Le infezioni fungine, in particolare quelle causate dalla Candida albicans e dalla Candida glabrata, sempre più resistente ai farmaci, rappresentano una seria minaccia globale¹. Queste infezioni possono essere mortali, specialmente per i pazienti ospedalizzati e quelli con un sistema immunitario indebolito. L'aumento della resistenza antifungina minaccia il controllo della candidosi invasiva, una grave infezione fungina con elevata mortalità, in particolare da Candida albicans². I ceppi resistenti ostacolano un trattamento efficace, aumentando potenzialmente sia la complessità che i tassi di mortalità. Nella contea di Alameda, California, USA, C. glabrata è diventata la specie invasiva più diffusa³. Questo cambiamento nella prevalenza e nella distribuzione delle specie di Candida può essere influenzato dalle pratiche sanitarie locali, dai dati demografici dei pazienti, dall'utilizzo di agenti antifungini e dalla prevalenza dei fattori di rischio per le infezioni da Candida.

Piccoli mutanti nella Candida, privi di mitocondri funzionali, rivelano come questo organello influenzi la risposta ai farmaci, la virulenza e la resistenza allo stress ^4,5. C. glabrata forma facilmente queste colonie, acquisendo sensibilità ai polieni mentre la perde a favore degli azoli⁶. La sensibilità azolica e la funzione respiratoria sono strettamente collegate, con una diminuzione della respirazione che porta alla resistenza attraverso la perdita di DNA mitocondriale⁷. Piccole colonie di C. glabrata con resistenza all'azolo sono state isolate da campioni di feci umane da un ricevente di trapianto di midollo osseo sottoposto a trattamento con fluconazolo⁸ e da flaconi di emocoltura di pazienti con infezioni del flusso sanguigno⁹. Le loro potenziali implicazioni nella resistenza ai farmaci, nella virulenza e nella risposta allo stress evidenziano il loro significato clinico.

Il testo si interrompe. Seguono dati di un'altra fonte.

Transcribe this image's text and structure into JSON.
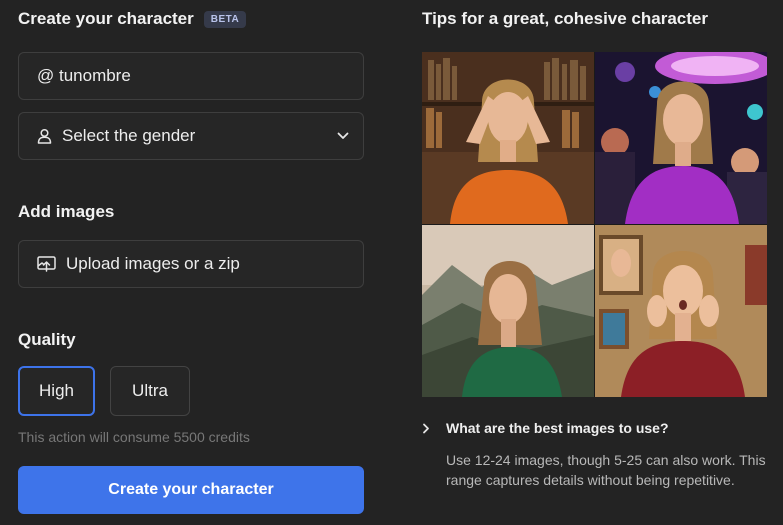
{
  "header": {
    "title": "Create your character",
    "badge": "BETA"
  },
  "form": {
    "username_value": "@ tunombre",
    "gender_placeholder": "Select the gender",
    "add_images_heading": "Add images",
    "upload_label": "Upload images or a zip",
    "quality_heading": "Quality",
    "quality_options": [
      {
        "label": "High",
        "selected": true
      },
      {
        "label": "Ultra",
        "selected": false
      }
    ],
    "credits_note": "This action will consume 5500 credits",
    "submit_label": "Create your character"
  },
  "tips": {
    "title": "Tips for a great, cohesive character",
    "question": "What are the best images to use?",
    "answer": "Use 12-24 images, though 5-25 can also work. This range captures details without being repetitive."
  },
  "icons": {
    "gender": "person-icon",
    "dropdown": "chevron-down-icon",
    "upload": "upload-icon",
    "faq_toggle": "chevron-right-icon"
  },
  "colors": {
    "background": "#232323",
    "accent": "#3e74ea",
    "field_border": "#3e3e3e"
  }
}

Inoltre, le loro proprietà distinte li rendono strumenti preziosi per indagare su questioni fondamentali nella biologia mitocondriale⁵. Man mano che la ricerca sui mutanti petite continua, è probabile che le loro applicazioni nella ricerca clinica e di base si espandano.

Questo studio ha scoperto che la terapia fotodinamica (PDT) può indurre piccole colonie in C. glabrata, ampliando la gamma di metodi oltre le tecniche tradizionali di esposizione di C. glabrata al bromuro di etidio o al fluconazolo.

Protocol

1. Coltura di C. glabrata

NOTA: Per gli esperimenti viene utilizzato un C. glabrata multiresistente (C2-1000907) resistente alla maggior parte degli agenti antifungini, incluso il fluconazolo. Potrebbe essere necessario adattare le condizioni sperimentali al ceppo specifico, poiché possono esistere variazioni tra ceppi diversi. Tutti gli esperimenti hanno utilizzato Candida in fase logaritmica coltivata a 25 °C (che imita l'infezione naturale) per coerenza. La mancanza di ife di C. glabrata semplifica la quantificazione rispetto a C. albicans, che forma ife a 37 °C¹⁰.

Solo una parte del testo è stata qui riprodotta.